Summary of Background Data.
Although use of certain interventional therapies is common or increasing, there is also uncertainty or controversy about their efficacy.
Electronic database searches on Ovid MEDLINE and the Cochrane databases were conducted through July 2008 to identify randomized controlled trials and systematic reviews of local injections, botulinum toxin injection, prolotherapy, epidural steroid injection, facet joint injection, therapeutic medial branch block, sacroiliac joint injection, intradiscal steroid injection, chemonucleolysis, radiofrequency denervation, intradiscal electrothermal therapy, percutaneous intradiscal radiofrequency thermocoagulation, Coblation nucleoplasty, and spinal cord stimulation. All relevant studies were methodologically assessed by 2 independent reviewers using criteria developed by the Cochrane Back Review Group (for trials) and by Oxman (for systematic reviews). A qualitative synthesis of results was performed using methods adapted from the US Preventive Services Task Force.

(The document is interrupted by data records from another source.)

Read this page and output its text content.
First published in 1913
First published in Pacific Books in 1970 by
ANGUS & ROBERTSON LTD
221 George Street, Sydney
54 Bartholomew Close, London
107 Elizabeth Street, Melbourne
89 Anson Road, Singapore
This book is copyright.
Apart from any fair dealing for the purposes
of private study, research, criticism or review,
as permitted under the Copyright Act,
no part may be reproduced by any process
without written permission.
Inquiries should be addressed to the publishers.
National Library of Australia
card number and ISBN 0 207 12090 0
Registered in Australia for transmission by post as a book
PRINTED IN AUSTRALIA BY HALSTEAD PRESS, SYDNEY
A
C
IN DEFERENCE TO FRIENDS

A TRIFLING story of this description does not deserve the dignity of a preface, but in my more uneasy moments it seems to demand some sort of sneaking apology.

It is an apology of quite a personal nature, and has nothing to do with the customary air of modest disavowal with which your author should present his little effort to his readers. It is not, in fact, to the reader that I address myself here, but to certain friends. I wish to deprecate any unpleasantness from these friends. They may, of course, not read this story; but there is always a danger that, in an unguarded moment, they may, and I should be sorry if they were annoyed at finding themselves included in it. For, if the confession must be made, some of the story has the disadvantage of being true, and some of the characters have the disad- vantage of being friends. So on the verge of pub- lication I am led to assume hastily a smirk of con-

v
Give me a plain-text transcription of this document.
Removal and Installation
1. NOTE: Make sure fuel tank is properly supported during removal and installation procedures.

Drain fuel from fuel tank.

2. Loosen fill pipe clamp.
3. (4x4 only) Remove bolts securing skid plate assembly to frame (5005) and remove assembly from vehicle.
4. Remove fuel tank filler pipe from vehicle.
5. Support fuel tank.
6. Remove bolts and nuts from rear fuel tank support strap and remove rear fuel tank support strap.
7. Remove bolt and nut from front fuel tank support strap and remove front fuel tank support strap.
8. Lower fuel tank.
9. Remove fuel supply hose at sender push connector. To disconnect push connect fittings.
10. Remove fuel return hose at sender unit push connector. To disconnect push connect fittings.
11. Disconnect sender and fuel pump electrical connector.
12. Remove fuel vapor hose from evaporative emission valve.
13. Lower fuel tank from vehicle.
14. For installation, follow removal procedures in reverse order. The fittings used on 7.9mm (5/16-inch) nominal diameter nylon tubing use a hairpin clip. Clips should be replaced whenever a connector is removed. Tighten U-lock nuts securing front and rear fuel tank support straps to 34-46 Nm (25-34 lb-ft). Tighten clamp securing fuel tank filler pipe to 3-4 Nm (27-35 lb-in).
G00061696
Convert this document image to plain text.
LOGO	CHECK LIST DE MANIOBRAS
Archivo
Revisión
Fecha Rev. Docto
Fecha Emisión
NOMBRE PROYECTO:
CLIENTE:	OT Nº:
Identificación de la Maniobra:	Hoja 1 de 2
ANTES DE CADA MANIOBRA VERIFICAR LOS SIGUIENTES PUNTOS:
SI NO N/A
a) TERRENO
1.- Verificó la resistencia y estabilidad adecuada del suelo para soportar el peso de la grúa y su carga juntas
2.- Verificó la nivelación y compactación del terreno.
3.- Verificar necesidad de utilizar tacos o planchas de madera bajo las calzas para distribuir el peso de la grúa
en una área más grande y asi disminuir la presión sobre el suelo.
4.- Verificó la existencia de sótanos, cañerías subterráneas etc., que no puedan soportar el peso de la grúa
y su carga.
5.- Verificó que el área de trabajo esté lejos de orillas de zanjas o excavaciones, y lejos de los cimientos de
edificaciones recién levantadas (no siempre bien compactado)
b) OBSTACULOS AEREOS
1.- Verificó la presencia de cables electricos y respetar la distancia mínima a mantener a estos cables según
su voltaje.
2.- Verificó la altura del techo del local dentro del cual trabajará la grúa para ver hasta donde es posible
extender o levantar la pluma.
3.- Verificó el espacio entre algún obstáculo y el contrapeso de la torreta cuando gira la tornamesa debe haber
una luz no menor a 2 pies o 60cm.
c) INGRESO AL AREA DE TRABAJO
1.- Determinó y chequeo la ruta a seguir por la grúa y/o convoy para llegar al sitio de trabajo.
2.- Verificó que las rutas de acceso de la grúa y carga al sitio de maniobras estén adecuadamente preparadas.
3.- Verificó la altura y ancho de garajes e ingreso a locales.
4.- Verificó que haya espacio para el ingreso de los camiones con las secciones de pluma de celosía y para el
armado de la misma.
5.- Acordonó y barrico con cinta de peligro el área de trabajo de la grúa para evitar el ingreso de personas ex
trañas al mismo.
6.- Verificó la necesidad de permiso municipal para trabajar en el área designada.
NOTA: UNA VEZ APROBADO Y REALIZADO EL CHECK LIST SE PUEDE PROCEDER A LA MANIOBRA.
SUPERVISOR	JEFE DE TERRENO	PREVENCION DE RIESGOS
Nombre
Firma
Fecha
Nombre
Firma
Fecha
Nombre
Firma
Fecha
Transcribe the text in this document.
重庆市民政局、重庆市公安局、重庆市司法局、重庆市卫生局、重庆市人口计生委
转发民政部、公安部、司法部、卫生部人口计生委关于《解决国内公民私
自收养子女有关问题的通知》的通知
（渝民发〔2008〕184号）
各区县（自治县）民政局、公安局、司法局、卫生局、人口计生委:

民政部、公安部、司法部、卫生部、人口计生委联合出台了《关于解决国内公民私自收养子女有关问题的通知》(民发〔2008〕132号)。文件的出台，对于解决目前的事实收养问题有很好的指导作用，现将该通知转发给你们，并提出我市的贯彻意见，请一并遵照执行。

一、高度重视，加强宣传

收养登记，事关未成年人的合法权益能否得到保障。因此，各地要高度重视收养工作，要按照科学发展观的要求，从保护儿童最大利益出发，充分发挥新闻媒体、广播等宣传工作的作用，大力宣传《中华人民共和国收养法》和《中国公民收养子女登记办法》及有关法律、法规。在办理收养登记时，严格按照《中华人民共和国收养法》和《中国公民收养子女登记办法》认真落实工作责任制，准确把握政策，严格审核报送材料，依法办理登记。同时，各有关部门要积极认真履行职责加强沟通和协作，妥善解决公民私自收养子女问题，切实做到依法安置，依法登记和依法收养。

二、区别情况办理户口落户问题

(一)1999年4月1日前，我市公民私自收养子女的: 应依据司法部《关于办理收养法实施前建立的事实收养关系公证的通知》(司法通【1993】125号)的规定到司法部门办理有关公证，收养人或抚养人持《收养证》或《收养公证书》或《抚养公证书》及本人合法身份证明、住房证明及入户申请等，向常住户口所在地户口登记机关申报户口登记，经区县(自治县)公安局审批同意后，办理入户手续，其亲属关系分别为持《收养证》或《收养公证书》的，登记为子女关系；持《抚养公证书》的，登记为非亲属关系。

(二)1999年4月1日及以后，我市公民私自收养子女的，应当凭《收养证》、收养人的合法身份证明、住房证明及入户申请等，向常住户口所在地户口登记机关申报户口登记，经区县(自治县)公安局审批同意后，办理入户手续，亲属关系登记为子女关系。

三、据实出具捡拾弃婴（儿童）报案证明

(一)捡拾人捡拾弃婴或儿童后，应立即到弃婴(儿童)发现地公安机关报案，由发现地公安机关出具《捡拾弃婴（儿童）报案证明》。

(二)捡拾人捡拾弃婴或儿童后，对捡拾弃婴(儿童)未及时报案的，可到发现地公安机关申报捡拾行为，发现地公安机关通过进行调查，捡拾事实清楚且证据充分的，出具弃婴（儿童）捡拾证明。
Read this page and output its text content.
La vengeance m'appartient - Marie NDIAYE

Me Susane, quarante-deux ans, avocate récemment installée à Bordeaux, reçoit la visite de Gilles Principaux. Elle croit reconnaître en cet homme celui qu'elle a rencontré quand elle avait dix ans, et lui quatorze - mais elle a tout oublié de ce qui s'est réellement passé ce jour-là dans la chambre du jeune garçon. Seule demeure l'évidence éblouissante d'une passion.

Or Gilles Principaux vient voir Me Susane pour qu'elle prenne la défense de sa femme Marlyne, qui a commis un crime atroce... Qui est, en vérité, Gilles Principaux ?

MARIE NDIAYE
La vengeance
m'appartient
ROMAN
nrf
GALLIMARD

For sciatica or prolapsed lumbar disc with radiculopathy, we found good evidence that chemonucleolysis is moderately superior to placebo injection but inferior to surgery, and fair evidence that epidural steroid injection is moderately effective for short-term (but not long-term) symptom relief. We found fair evidence that spinal cord stimulation is moderately effective for failed back surgery syndrome with persistent radiculopathy, though device-related complications are common. We found good or fair evidence that prolotherapy, facet joint injection, intradiscal steroid injection, and percutaneous intradiscal radiofrequency thermocoagulation are not effective. Insufficient evidence exists to reliably evaluate other interventional therapies.
Few nonsurgical interventional therapies for low back pain have been shown to be effective in randomized, placebo-controlled trials.